Employees of the National Institute of Health have developed and are currently testing an exoskeleton that can make patients with cerebral palsy more independent and mobile.
Many children with cerebral palsy suffer from so-called “crouching gait”, which is characterized by excessive bending of the legs in the knees.
Approximately 50% of these children no longer even try to walk before they reach adulthood.
That’s why the staff of the National Institute of Health decided to develop robotic exoskeletons for children’s legs, which allows patients with cerebral palsy to take steps easier.
According to the first tests, six of the seven children tested showed a noticeable improvement while walking and were able to overcome a decent distance with the exoskeleton on them.

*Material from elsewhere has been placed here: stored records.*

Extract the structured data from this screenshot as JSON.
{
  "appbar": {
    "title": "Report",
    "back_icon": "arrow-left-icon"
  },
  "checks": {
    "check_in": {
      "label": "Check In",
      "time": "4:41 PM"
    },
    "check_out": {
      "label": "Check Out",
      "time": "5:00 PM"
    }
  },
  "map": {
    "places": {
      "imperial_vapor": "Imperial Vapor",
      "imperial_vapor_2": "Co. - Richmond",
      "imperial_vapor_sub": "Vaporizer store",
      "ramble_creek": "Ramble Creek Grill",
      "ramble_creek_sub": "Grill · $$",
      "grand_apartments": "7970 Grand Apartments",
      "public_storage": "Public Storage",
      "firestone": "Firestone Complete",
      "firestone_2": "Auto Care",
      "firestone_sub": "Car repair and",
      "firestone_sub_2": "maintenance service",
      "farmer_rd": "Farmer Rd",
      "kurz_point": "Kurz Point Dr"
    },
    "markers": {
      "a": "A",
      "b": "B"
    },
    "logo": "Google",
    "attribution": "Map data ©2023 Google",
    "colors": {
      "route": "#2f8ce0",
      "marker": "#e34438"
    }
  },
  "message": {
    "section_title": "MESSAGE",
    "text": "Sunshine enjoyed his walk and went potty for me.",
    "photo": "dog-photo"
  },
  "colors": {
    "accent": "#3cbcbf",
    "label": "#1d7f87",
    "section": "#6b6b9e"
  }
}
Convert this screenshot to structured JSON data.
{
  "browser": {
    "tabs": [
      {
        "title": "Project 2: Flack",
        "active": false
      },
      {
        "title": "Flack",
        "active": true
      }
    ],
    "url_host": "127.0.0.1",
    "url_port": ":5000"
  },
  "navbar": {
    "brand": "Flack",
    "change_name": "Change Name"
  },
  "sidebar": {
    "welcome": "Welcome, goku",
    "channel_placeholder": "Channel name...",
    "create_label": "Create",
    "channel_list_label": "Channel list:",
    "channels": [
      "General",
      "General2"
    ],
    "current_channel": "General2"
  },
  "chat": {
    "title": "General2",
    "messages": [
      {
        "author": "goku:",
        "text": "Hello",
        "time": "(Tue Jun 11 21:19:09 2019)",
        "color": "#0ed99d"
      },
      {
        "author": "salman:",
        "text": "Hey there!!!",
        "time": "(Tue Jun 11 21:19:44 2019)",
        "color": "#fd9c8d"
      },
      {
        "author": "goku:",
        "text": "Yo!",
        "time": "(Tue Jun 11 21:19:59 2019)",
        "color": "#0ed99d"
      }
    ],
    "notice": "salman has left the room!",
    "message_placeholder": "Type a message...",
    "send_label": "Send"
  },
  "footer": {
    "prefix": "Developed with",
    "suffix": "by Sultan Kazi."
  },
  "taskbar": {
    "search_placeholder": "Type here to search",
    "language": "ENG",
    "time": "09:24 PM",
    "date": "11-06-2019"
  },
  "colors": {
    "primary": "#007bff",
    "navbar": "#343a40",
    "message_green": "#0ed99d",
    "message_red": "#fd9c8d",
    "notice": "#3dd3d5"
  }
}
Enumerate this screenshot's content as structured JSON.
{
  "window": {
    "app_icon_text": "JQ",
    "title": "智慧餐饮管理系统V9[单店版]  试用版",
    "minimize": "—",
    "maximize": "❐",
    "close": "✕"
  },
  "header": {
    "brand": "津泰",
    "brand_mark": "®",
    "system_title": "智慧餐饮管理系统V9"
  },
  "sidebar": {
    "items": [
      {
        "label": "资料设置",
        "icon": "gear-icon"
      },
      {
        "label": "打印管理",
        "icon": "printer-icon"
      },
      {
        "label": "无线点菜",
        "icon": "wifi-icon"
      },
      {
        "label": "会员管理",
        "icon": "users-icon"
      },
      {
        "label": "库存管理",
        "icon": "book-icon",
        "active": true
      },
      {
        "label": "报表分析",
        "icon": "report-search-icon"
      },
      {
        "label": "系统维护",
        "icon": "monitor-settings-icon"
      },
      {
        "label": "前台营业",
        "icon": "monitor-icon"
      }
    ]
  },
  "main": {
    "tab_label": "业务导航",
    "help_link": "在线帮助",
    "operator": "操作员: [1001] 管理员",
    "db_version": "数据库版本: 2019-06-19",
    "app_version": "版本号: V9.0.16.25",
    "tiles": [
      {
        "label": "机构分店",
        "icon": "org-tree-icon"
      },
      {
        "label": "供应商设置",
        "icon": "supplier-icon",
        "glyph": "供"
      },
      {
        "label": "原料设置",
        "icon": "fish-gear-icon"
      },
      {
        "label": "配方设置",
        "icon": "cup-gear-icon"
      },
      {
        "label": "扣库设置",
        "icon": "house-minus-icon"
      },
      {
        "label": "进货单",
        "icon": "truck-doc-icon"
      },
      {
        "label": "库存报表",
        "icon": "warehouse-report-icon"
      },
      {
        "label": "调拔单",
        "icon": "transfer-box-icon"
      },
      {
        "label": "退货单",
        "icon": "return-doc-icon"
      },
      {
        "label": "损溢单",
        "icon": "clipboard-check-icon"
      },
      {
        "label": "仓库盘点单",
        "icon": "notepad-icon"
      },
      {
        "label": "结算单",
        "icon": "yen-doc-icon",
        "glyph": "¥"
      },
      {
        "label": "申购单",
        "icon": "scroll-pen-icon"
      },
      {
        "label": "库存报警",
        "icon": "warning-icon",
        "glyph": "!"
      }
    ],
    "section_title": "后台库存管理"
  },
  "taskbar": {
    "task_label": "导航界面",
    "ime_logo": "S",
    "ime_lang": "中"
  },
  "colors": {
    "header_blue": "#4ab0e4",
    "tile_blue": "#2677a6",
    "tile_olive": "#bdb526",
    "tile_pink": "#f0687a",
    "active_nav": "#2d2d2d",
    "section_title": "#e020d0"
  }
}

The exoskeleton helps the children’s legs to keep the correct shape and angles of the bend during walking, while it does not take their control of movements from them.
The team of scientists who created the device wants to understand: will their invention eventually improve the children’s ability to move independently without the exoskeleton worn on them.
Today, a lot of teams of engineers around the world work on the creation of convenient exoskeletons.
Someone needs them to simplify the transfer of heavy loads by people, and someone – to make the soldiers more enduring.
But if this way you can help sick children learn to walk again – this will become another remarkable application of this technology.